In honor of Martin Luther King, Jr., I wanted to take time to share my personal experience visiting the King National Historic Site. The following is a letter I sent to Superintendent Judy Forte, in appreciation and gratitude for my experience.
I wish to express my appreciation for the solemn experience I had visiting the Martin Luther King, Jr. National Historic Site. My wife and I had the opportunity to visit the site in April of this year, and we felt the presentation of King’s history and legacy was outstanding.
The experience of sitting in a pew in The Heritage Sanctuary of Ebenezer Baptist Church, with King’s voice filling the hall as selections of his recorded sermons were played, was extremely powerful. For a moment, I imagined what it might have felt like to be present when King spoke those words. Instead of thinking of King solely as an historic figure, I felt I could feel the heart of the man, calling out and summoning the hearts of all of us. I was profoundly moved.

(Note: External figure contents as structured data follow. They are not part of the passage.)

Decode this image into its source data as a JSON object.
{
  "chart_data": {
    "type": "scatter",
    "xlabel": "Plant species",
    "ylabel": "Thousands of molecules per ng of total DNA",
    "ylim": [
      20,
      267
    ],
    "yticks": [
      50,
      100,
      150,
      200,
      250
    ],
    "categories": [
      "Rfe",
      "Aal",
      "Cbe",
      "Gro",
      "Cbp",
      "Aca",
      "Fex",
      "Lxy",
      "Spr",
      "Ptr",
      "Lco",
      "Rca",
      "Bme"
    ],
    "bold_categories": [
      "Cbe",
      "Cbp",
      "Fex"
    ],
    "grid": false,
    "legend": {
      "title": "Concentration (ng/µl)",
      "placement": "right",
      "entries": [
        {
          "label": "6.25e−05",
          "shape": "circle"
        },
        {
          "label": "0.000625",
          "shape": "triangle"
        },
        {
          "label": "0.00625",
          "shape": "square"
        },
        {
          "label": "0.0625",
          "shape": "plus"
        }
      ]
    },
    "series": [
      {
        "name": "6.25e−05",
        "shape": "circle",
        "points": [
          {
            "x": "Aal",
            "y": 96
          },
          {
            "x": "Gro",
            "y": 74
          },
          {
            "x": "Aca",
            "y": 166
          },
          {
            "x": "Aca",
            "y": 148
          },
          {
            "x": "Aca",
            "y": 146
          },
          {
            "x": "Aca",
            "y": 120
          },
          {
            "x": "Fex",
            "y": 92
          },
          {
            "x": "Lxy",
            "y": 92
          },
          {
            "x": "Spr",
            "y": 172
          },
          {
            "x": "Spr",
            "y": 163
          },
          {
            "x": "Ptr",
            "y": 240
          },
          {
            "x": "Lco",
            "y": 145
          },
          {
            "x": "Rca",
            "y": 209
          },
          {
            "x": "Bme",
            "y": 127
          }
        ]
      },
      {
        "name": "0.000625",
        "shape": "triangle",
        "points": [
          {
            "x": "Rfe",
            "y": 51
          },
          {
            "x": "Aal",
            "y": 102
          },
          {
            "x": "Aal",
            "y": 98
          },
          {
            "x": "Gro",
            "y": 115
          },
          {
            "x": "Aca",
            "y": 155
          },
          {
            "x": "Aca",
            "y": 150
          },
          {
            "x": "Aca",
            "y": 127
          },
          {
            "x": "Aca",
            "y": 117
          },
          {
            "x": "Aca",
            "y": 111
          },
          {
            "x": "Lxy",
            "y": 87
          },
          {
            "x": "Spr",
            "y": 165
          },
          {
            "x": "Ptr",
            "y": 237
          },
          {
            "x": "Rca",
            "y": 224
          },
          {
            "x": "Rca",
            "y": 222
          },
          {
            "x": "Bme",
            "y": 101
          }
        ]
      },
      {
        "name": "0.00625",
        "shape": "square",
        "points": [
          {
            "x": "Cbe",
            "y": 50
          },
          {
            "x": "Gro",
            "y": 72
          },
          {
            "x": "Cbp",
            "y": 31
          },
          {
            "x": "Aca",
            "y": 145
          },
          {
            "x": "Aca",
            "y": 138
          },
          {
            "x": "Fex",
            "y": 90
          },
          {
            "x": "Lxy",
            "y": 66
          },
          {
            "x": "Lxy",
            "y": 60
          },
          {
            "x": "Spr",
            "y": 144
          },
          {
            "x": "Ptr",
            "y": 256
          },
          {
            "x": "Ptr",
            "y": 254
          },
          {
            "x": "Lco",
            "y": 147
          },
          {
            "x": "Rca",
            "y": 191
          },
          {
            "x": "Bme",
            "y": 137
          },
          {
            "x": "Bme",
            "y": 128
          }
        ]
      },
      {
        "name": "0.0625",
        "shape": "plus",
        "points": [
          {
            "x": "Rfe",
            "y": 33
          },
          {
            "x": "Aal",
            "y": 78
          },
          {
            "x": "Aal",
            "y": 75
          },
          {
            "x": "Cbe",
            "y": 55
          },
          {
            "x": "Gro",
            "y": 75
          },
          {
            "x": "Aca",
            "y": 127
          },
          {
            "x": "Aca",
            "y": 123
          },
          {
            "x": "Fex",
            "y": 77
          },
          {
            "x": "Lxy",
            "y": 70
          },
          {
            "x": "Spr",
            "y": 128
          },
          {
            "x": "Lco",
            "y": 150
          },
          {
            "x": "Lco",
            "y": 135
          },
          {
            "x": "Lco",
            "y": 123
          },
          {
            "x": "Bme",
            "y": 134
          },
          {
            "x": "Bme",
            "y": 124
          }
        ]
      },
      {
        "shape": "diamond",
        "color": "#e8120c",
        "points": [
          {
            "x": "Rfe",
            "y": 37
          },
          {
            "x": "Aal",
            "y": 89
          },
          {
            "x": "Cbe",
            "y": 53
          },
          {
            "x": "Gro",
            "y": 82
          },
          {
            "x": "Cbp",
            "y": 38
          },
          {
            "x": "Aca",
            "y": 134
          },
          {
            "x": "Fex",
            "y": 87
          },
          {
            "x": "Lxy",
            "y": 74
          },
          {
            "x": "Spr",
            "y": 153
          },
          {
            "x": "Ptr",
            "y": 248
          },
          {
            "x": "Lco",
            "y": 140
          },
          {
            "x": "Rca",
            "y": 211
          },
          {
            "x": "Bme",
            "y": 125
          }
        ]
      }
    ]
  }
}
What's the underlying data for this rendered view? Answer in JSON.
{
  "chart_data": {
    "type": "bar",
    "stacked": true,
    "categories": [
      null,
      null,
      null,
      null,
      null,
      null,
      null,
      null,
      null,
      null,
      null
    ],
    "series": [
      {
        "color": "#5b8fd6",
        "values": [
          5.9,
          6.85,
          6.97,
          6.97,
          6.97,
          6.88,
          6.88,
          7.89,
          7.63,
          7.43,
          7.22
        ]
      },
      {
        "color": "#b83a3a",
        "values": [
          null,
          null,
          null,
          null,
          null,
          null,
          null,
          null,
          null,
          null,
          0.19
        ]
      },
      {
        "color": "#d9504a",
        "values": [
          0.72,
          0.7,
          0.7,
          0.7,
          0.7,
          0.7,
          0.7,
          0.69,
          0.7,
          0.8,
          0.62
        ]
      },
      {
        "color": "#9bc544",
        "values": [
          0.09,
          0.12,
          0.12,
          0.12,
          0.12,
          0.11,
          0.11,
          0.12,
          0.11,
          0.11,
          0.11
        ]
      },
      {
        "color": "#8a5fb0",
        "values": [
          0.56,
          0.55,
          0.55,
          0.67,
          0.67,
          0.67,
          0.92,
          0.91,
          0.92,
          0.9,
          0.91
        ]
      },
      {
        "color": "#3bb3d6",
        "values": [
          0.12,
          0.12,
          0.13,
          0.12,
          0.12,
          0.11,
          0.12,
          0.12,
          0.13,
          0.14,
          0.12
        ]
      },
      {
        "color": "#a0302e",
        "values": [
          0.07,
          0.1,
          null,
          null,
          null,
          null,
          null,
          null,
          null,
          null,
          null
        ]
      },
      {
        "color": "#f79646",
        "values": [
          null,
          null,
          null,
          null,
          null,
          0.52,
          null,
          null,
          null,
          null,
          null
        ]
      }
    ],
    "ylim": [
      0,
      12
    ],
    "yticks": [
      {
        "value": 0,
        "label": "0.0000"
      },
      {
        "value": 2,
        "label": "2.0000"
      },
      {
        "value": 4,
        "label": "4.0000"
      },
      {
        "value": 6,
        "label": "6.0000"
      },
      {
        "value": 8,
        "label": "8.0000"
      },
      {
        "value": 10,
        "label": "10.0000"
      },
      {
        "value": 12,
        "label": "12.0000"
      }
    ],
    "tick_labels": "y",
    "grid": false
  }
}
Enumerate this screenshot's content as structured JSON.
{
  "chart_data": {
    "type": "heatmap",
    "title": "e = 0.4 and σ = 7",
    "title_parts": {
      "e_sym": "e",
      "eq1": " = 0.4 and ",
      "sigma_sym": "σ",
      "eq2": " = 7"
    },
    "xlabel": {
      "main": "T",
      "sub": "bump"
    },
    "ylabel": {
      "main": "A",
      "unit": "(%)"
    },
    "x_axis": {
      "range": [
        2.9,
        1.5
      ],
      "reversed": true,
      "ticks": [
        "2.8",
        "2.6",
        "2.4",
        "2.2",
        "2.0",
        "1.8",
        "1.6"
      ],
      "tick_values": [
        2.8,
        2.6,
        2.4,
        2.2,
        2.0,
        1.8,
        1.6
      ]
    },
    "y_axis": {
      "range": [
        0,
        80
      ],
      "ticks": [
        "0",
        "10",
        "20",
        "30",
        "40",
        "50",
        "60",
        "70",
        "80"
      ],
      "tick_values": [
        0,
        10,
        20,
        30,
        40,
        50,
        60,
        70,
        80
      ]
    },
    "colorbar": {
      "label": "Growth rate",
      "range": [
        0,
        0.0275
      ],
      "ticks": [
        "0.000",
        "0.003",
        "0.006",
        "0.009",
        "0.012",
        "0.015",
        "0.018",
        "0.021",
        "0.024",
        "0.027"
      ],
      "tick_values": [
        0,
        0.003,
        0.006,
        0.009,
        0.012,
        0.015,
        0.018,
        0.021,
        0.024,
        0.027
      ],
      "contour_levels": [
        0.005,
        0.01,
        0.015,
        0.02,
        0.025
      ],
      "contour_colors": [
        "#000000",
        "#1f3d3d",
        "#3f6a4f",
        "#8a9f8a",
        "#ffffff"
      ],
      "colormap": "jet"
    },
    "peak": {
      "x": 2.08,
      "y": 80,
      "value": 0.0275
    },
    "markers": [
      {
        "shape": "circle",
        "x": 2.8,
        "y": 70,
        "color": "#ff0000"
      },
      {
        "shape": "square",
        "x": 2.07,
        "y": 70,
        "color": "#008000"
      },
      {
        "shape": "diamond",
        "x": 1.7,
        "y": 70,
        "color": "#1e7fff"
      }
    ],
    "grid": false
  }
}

On a personal note, we also had the great fortune to interact with a friendly, helpful, and knowledgeable young man employed at the site. When we arrived, my wife and I went to the Visitor Center’s front desk, and this gentleman was kind enough to answer our questions and give us some recommendations for lunch, even labeling a map for us. After lunch, we visited King’s Birth Home, the book store, and The King Center.
We then stepped into Ebenezer Baptist Church, where we met the same young man. We thanked him for his lunch recommendation, and he described the layout of the church and offered to answer any questions we had. We visited the Fellowship Hall, then ascended the stairs and entered The Heritage Sanctuary.
When we returned to the entryway, my wife asked the young man if there was significance to the hymn numbers displayed in the Sanctuary. He explained that those were the hymns for King’s funeral service. He also shared, poignantly, that one of the recordings played in the Sanctuary was a sermon King had delivered just months before his death; a recording that, because it was a most fitting and appropriate eulogy for his life, was played at the funeral. Those were the words that had just filled my ears, mind, and heart in the Sanctuary.
The young man further went on to describe how prophetic King’s last days seemed, and recommended the short film about King’s Last Days that is shown at the Visitor’s Center. Another worker there pointed out that there would only be one more showing for the day, so our friend suggested we hurry over and ask them if they could show “King’s Last Days.”
When we arrived, a film had just begun, and we were the only ones in the room. The film shown was indeed “King’s Last Days.” We may have just been fortunate; but I suspect that, perhaps, this young man had a hand in our luck.
At any rate, I was deeply affected by my entire experience at the King National Historic Site. And, this young man, whose name I sadly do not know, will forever be inexorably woven into that experience.